No more tax breaks for US companies to move overseas

Updated May 15, 2009 20:40:08

US companies which have created jobs overseas and enjoyed deferred tax payments back home will no longer have that incentive, ansd this coukld impact on countries like India and China which host a number of American companies.

President Barack Obama says the savings made from the removal of such incentives would be given to companies that are investing in research and development at home.

Presenter: Kanaha Sabapathy
Speakers: Professor Bruce McKern, Director of the Business Leadership Program at the United States Studies Centre at University of Sydney; Adit Jain, Chairman International Market Assessments, Asia

SAPAPATHY: Say no to Bangalore and yes to Buffalo, seems to be one of the ways US President Barack Obama hopes to bring the ailing American economy back on track. Until now, companies that invested overseas were allowed to defer tax on offshore earnings, so long as the money was kept out of the country. According to the Obama Administration, in 2004 US companies operating overseas made some $700 billion in profit, but paid only $16 billion in taxes. Immense savings for the companies at the expense of the US coffers. Driven by the budget deficits which are beginning to pile up to some $2 trillion to $3 trillion, Mr Obama wants to remove this incentive and use the savings to jumpstart job creation, foster innovation and enhance America's competitiveness. Professor Bruce McKern, director of the Business Leadership Program at the United States Studies Centre at the University of Sydney however, is not too sure.

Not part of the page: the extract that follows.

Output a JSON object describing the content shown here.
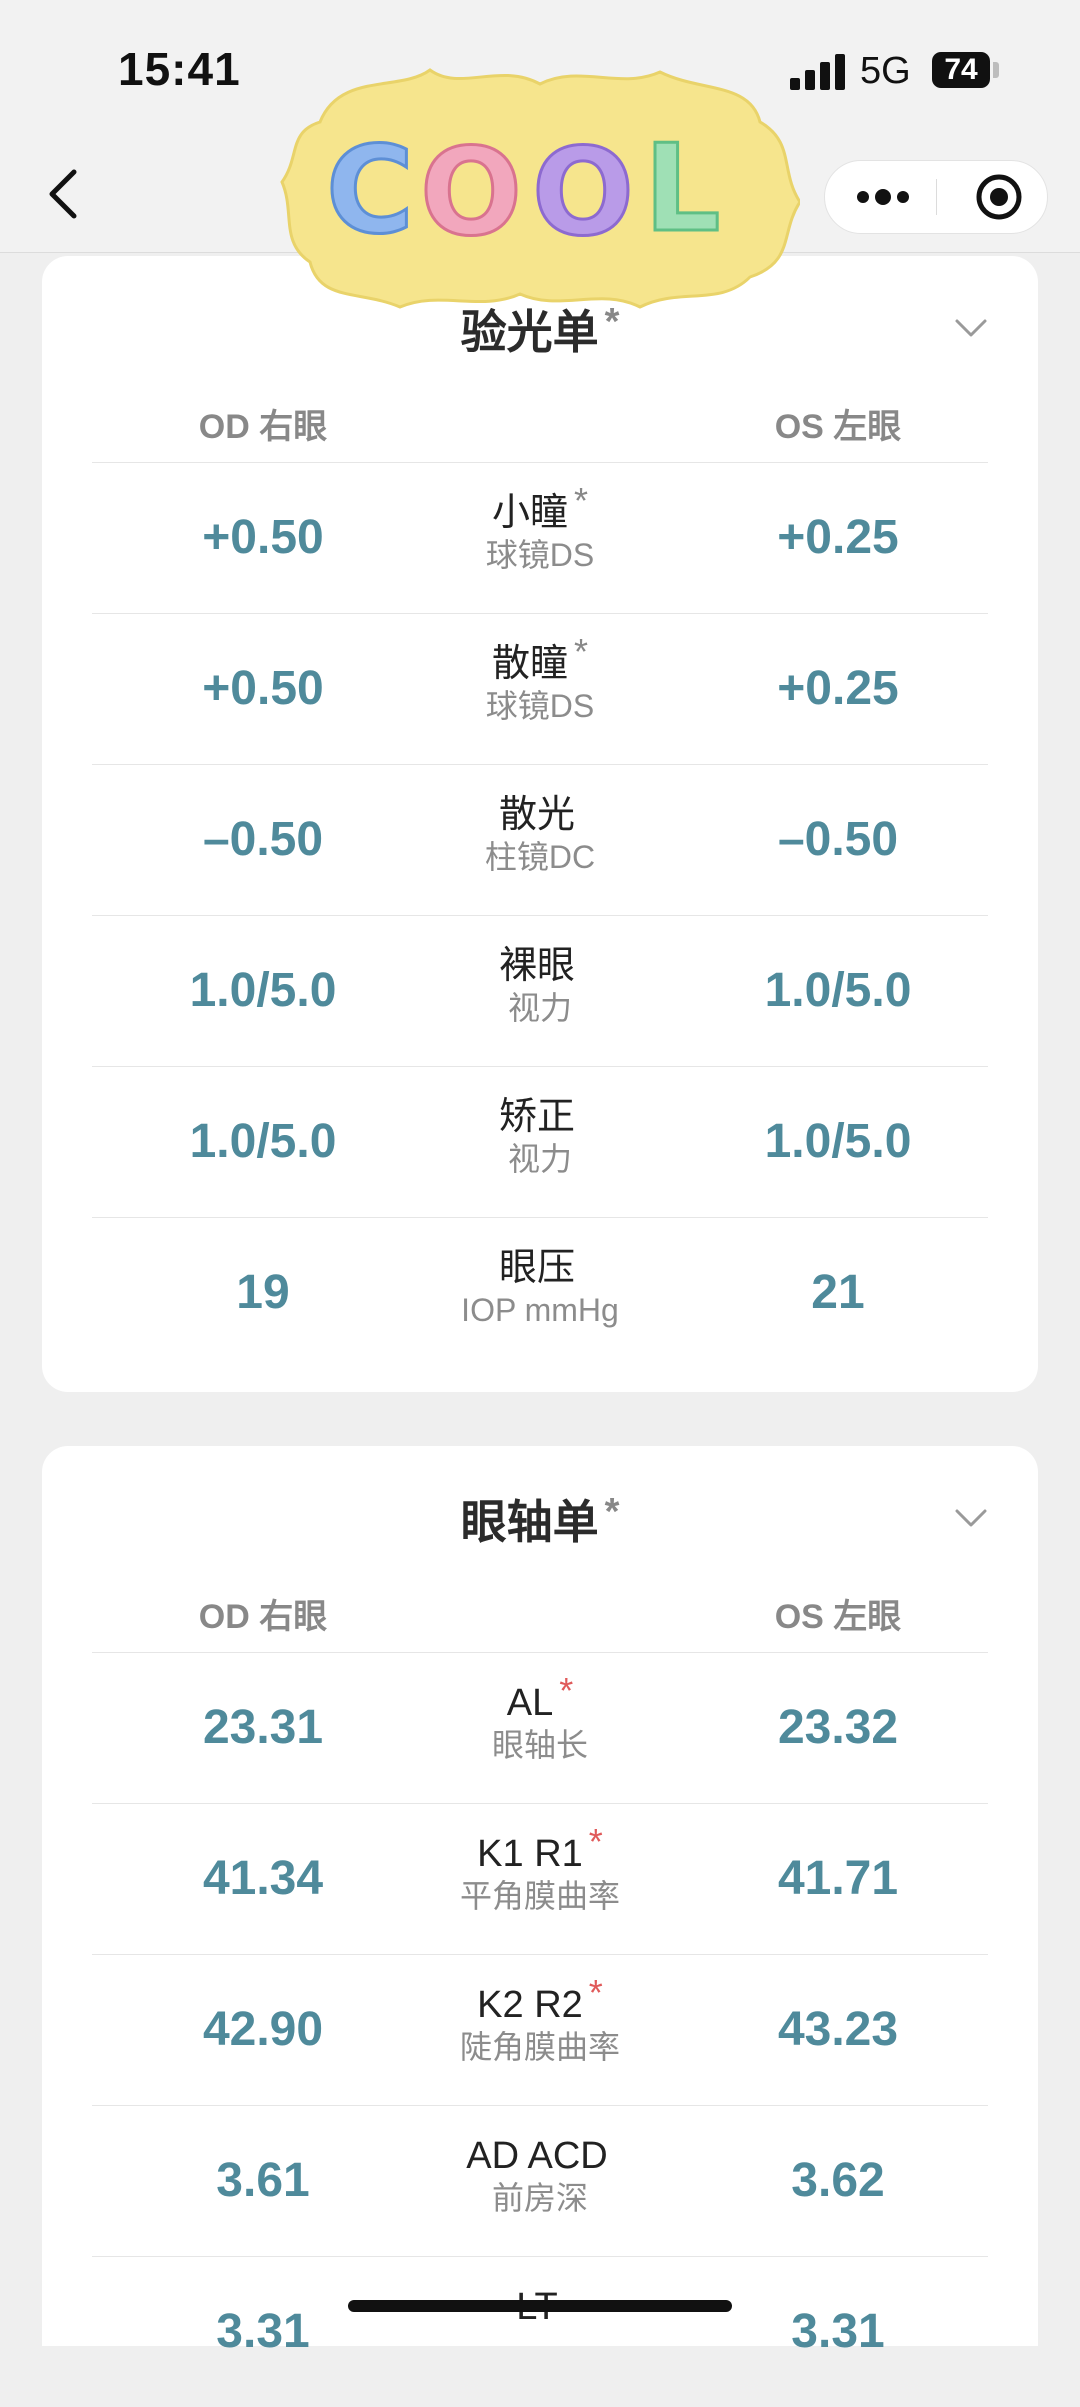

BRUCE McKERN: Most of the companies that are operating overseas are investing their income that they're avoiding paying tax on - they're investing that in operations to expand their business around the world and although of course, some of that provides employment for people in those other countries the fact that they have a bigger operation also creates jobs back in the US. So it's not at all clear that this will really create more jobs as a result of the changes that are proposed.

SAPAPATHY: India is host to many American companies. It's well-educated English speaking labour force and cheap infrastructural establishments are draw factors. So would the changes announced in Washington affect India? Adit Jain is the Chairman of International Market Assessments Asia.

ADIT JAIN: Yes, I think in the short term it might, although I suspect the impact is likely to be cosmetic. These are difficult times in terms of the global economy and Governments have to be seen to act.

SAPAPATHY: Professor McKern also does not believe that this new policy would be a negative impact on countries like India and China.

BRUCE McKERN: The decision as to whether that income is taxed or not I think is a separate question from the question of where you go to get the best combination of quality and cost. And companies have chosen to set up software operations and other in India, they've been sourcing materials in China because mainly that equation is best for them, the combination of cost and quality is best.

SAPAPATHY: It's an argument that Adit Jain backs.

ADIT JAIN: I think it's really on competitive edge, higher productivity that these companies seek to compete as opposed to lower salaries. I think the competitive advantage in the longer term, the bigger leading IT companies wish to develop if higher levels of productivity, much higher level of service offering. And if that were to be the case, then the absence of tax incentives or the creation of barriers will be a dampener but not so much of a dampener so as to detrimentally affect the industry in the longer term.

SAPAPATHY: Adit Jain argues, given the age of global economic interdependence, it would not be beneficial to any country to set up artificial barriers to trade.

ADIT JAIN: If countries start putting artificial barriers on trade ones that has to do with goods or services networks the global network will collapse. And I think if that were to be the case, then the impact on India or India's IT industry is only going to be a small fraction of a much larger problem.

SAPAPATHY: Professor McKern says this new policy is not a return to protectionism. He believes companies would continue to choose to invest overseas so long as those investments meet their conditions of quality and cost.

BRUCE McKERN: US firms, for the most part, although we hear a lot about foreign offshoring and use of low cost labour sources such as India and China, of course that's an important part but much of their operations is actually in developed countries where they go to find markets and those operations, I don't think, will be affected very much. Now if there is an impetus to repatriate funds to the US, there might be some impact on the funds available for expansion but again, I don't think that will make a difference to the company's decision as to whether they set up an operation in Bangalore to handle the call centre or do it back in Bangor, Maine.